To conclude, we have demonstrated, both experimentally and theoretically, that surface waves generated at the output of apertured antennas on non-plasmonic W films can be used to tailor the far-field emission. The polarization-dependent diffraction patterns and the leakage signal emerging from simple and complex apertured antennas in both kinds of metal have been recorded and analyzed. The systematic comparison with plasmonic metals, either Ag or Au, allowed us to stress the propagation and damping properties of the SWs at work on these nanostructures. From our measurement, we attributed them a Zenneck-like behavior at optical frequencies that matches our observations.

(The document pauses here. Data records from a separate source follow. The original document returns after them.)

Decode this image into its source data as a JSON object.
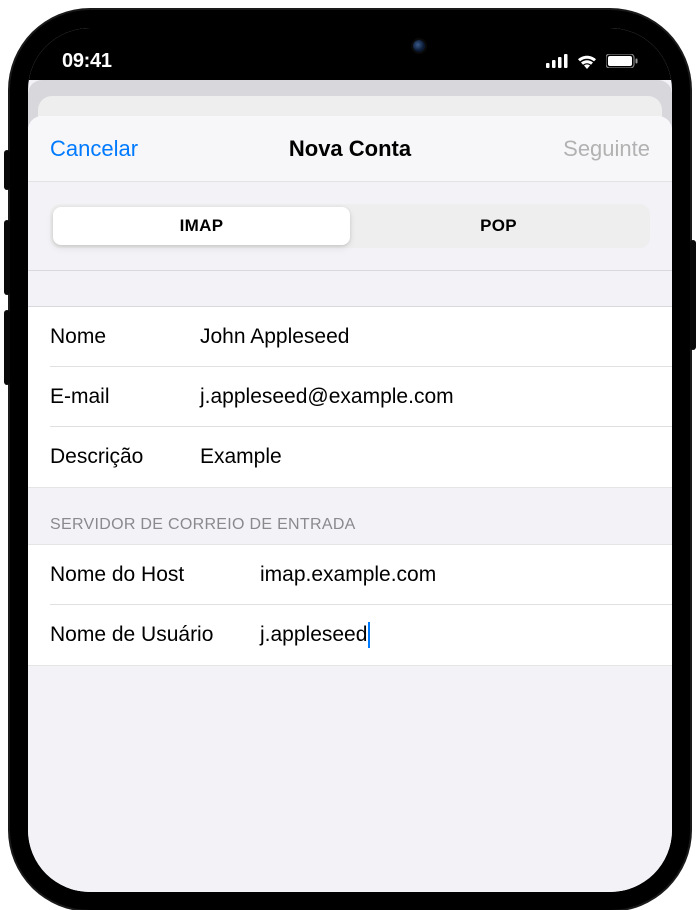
{
  "status": {
    "time": "09:41"
  },
  "nav": {
    "cancel": "Cancelar",
    "title": "Nova Conta",
    "next": "Seguinte"
  },
  "segments": {
    "imap": "IMAP",
    "pop": "POP"
  },
  "account": {
    "name_label": "Nome",
    "name_value": "John Appleseed",
    "email_label": "E-mail",
    "email_value": "j.appleseed@example.com",
    "description_label": "Descrição",
    "description_value": "Example"
  },
  "incoming": {
    "section_title": "SERVIDOR DE CORREIO DE ENTRADA",
    "host_label": "Nome do Host",
    "host_value": "imap.example.com",
    "username_label": "Nome de Usuário",
    "username_value": "j.appleseed"
  }
}
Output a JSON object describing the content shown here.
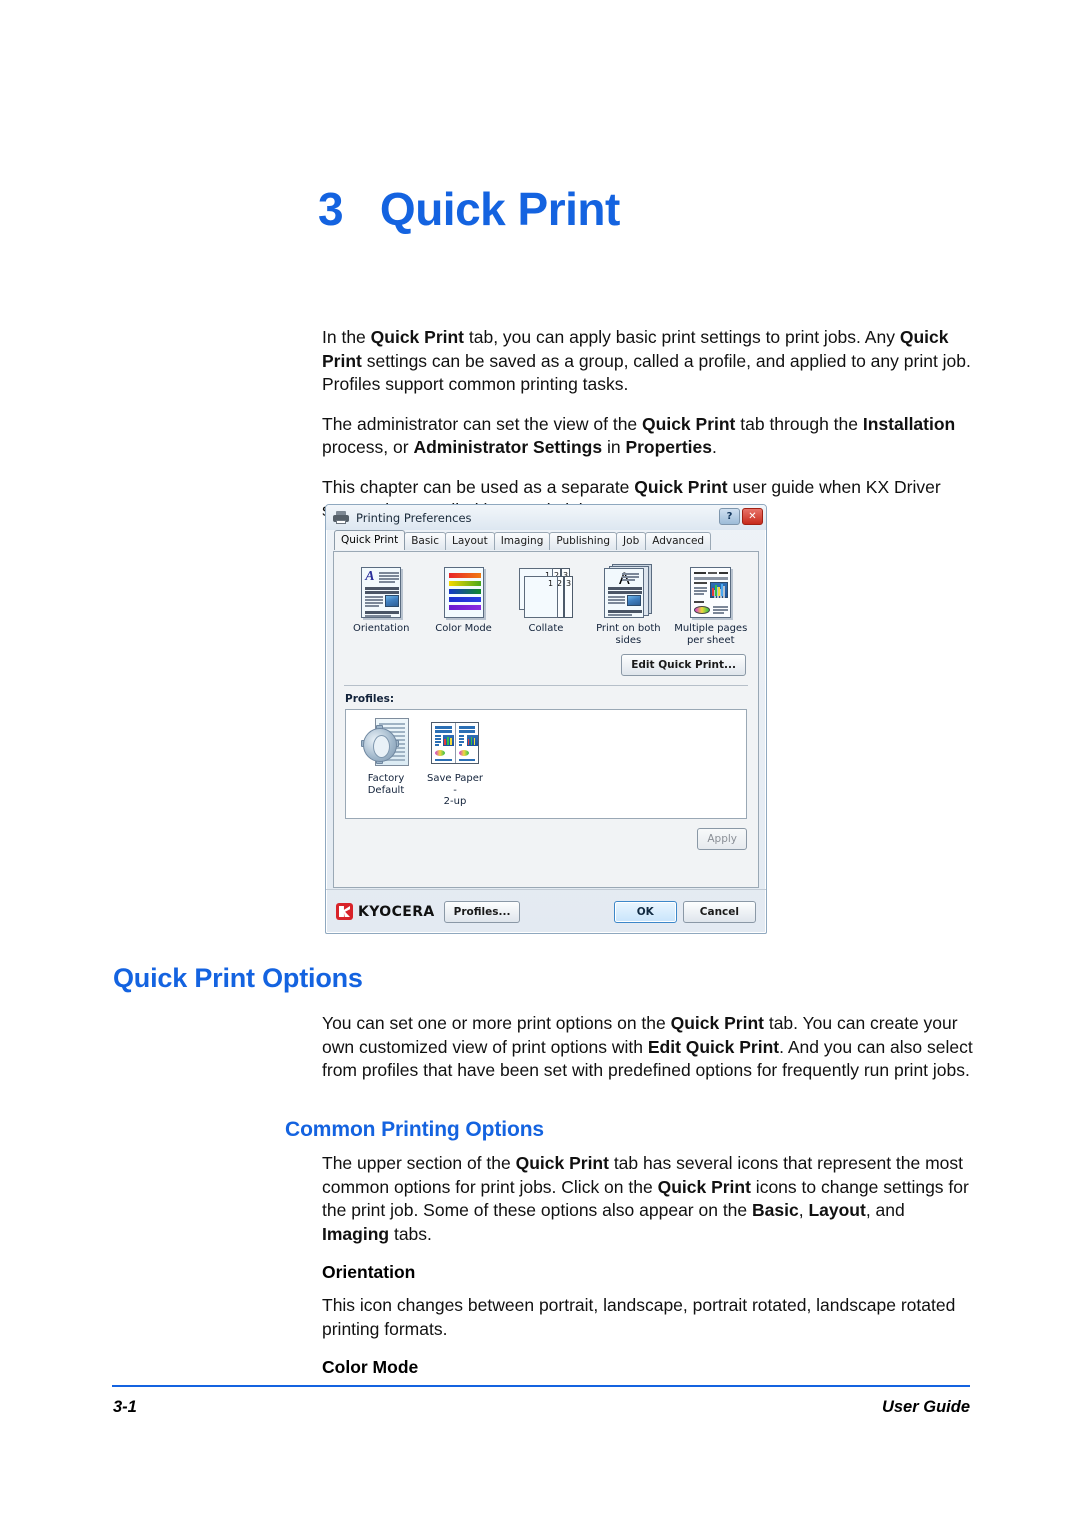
{
  "document": {
    "chapter_number": "3",
    "chapter_title": "Quick Print",
    "chapter_heading_full": "3   Quick Print"
  },
  "intro": {
    "paragraph_1": {
      "segments": [
        {
          "t": "In the ",
          "b": false
        },
        {
          "t": "Quick Print",
          "b": true
        },
        {
          "t": " tab, you can apply basic print settings to print jobs. Any ",
          "b": false
        },
        {
          "t": "Quick Print",
          "b": true
        },
        {
          "t": " settings can be saved as a group, called a profile, and applied to any print job. Profiles support common printing tasks.",
          "b": false
        }
      ]
    },
    "paragraph_2": {
      "segments": [
        {
          "t": "The administrator can set the view of the ",
          "b": false
        },
        {
          "t": "Quick Print",
          "b": true
        },
        {
          "t": " tab through the ",
          "b": false
        },
        {
          "t": "Installation",
          "b": true
        },
        {
          "t": " process, or ",
          "b": false
        },
        {
          "t": "Administrator Settings",
          "b": true
        },
        {
          "t": " in ",
          "b": false
        },
        {
          "t": "Properties",
          "b": true
        },
        {
          "t": ".",
          "b": false
        }
      ]
    },
    "paragraph_3": {
      "segments": [
        {
          "t": "This chapter can be used as a separate ",
          "b": false
        },
        {
          "t": "Quick Print",
          "b": true
        },
        {
          "t": " user guide when KX Driver support is controlled by an administrator.",
          "b": false
        }
      ]
    }
  },
  "dialog": {
    "window_title": "Printing Preferences",
    "titlebar_icon": "printer-icon",
    "help_button": "?",
    "close_button": "✕",
    "tabs": [
      {
        "label": "Quick Print",
        "active": true
      },
      {
        "label": "Basic",
        "active": false
      },
      {
        "label": "Layout",
        "active": false
      },
      {
        "label": "Imaging",
        "active": false
      },
      {
        "label": "Publishing",
        "active": false
      },
      {
        "label": "Job",
        "active": false
      },
      {
        "label": "Advanced",
        "active": false
      }
    ],
    "icons": [
      {
        "label": "Orientation",
        "icon": "page-letter-a-icon"
      },
      {
        "label": "Color Mode",
        "icon": "color-bars-icon"
      },
      {
        "label": "Collate",
        "icon": "collated-pages-icon"
      },
      {
        "label": "Print on both\nsides",
        "label_line1": "Print on both",
        "label_line2": "sides",
        "icon": "duplex-pages-icon"
      },
      {
        "label": "Multiple pages\nper sheet",
        "label_line1": "Multiple pages",
        "label_line2": "per sheet",
        "icon": "multi-page-sheet-icon"
      }
    ],
    "edit_quick_print_button": "Edit Quick Print...",
    "profiles_label": "Profiles:",
    "profiles": [
      {
        "label_line1": "Factory",
        "label_line2": "Default",
        "icon": "gear-page-icon"
      },
      {
        "label_line1": "Save Paper -",
        "label_line2": "2-up",
        "icon": "two-up-page-icon"
      }
    ],
    "apply_button": "Apply",
    "brand_name": "KYOCERA",
    "profiles_button": "Profiles...",
    "ok_button": "OK",
    "cancel_button": "Cancel",
    "collate_numbers": [
      "1",
      "2",
      "3",
      "1",
      "2",
      "3"
    ],
    "colors": {
      "accent_blue": "#1463e0",
      "brand_red": "#d8232a",
      "ok_border": "#3c87c9"
    }
  },
  "section_quick_print_options": {
    "heading": "Quick Print Options",
    "paragraph": {
      "segments": [
        {
          "t": "You can set one or more print options on the ",
          "b": false
        },
        {
          "t": "Quick Print",
          "b": true
        },
        {
          "t": " tab. You can create your own customized view of print options with ",
          "b": false
        },
        {
          "t": "Edit Quick Print",
          "b": true
        },
        {
          "t": ". And you can also select from profiles that have been set with predefined options for frequently run print jobs.",
          "b": false
        }
      ]
    }
  },
  "section_common_printing_options": {
    "heading": "Common Printing Options",
    "paragraph": {
      "segments": [
        {
          "t": "The upper section of the ",
          "b": false
        },
        {
          "t": "Quick Print",
          "b": true
        },
        {
          "t": " tab has several icons that represent the most common options for print jobs. Click on the ",
          "b": false
        },
        {
          "t": "Quick Print",
          "b": true
        },
        {
          "t": " icons to change settings for the print job. Some of these options also appear on the ",
          "b": false
        },
        {
          "t": "Basic",
          "b": true
        },
        {
          "t": ", ",
          "b": false
        },
        {
          "t": "Layout",
          "b": true
        },
        {
          "t": ", and ",
          "b": false
        },
        {
          "t": "Imaging",
          "b": true
        },
        {
          "t": " tabs.",
          "b": false
        }
      ]
    },
    "subsections": [
      {
        "heading": "Orientation",
        "paragraph": {
          "segments": [
            {
              "t": "This icon changes between portrait, landscape, portrait rotated, landscape rotated printing formats.",
              "b": false
            }
          ]
        }
      },
      {
        "heading": "Color Mode",
        "paragraph": {
          "segments": []
        }
      }
    ]
  },
  "footer": {
    "page_number": "3-1",
    "guide_label": "User Guide"
  }
}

We have developed an asymptotic expansion that evaluates the relative contribution of surface waves in the radiation pattern. We found that, although single Zenneck waves are not excited at the surface of W (as its improper pole is located in the lower Riemann sheet of the complex plane) a weaker Zenneck wave excitation is still perceived by the system due to the proximity of the pole to the integration path. This excitation oscillates with the wavelength of the Zenneck wave but it has one-half of its amplitude. This reduced amplitude is a fundamental property of Zenneck waves not related to their inherent losses. Other terms of the asymptotic expansion behave as a single wave that propagates with free-space wavelength (equivalent waves in Ag are material dependent) and can be related to a mathematical representation of quasi-cylindrical waves. When the hole-groove distance becomes larger than the propagation length, Norton waves are excited in W at distances much smaller than in Ag and with a higher intensity. Such features makes W a good candidate for fundamental studies of quasi-cylindrical and Norton waves.

We hope that the present work motivate further experimental and theoretical studies on the fundamental properties of non-plasmonic materials opening up new research avenues and possible applications beyond SP-based NanoOptics.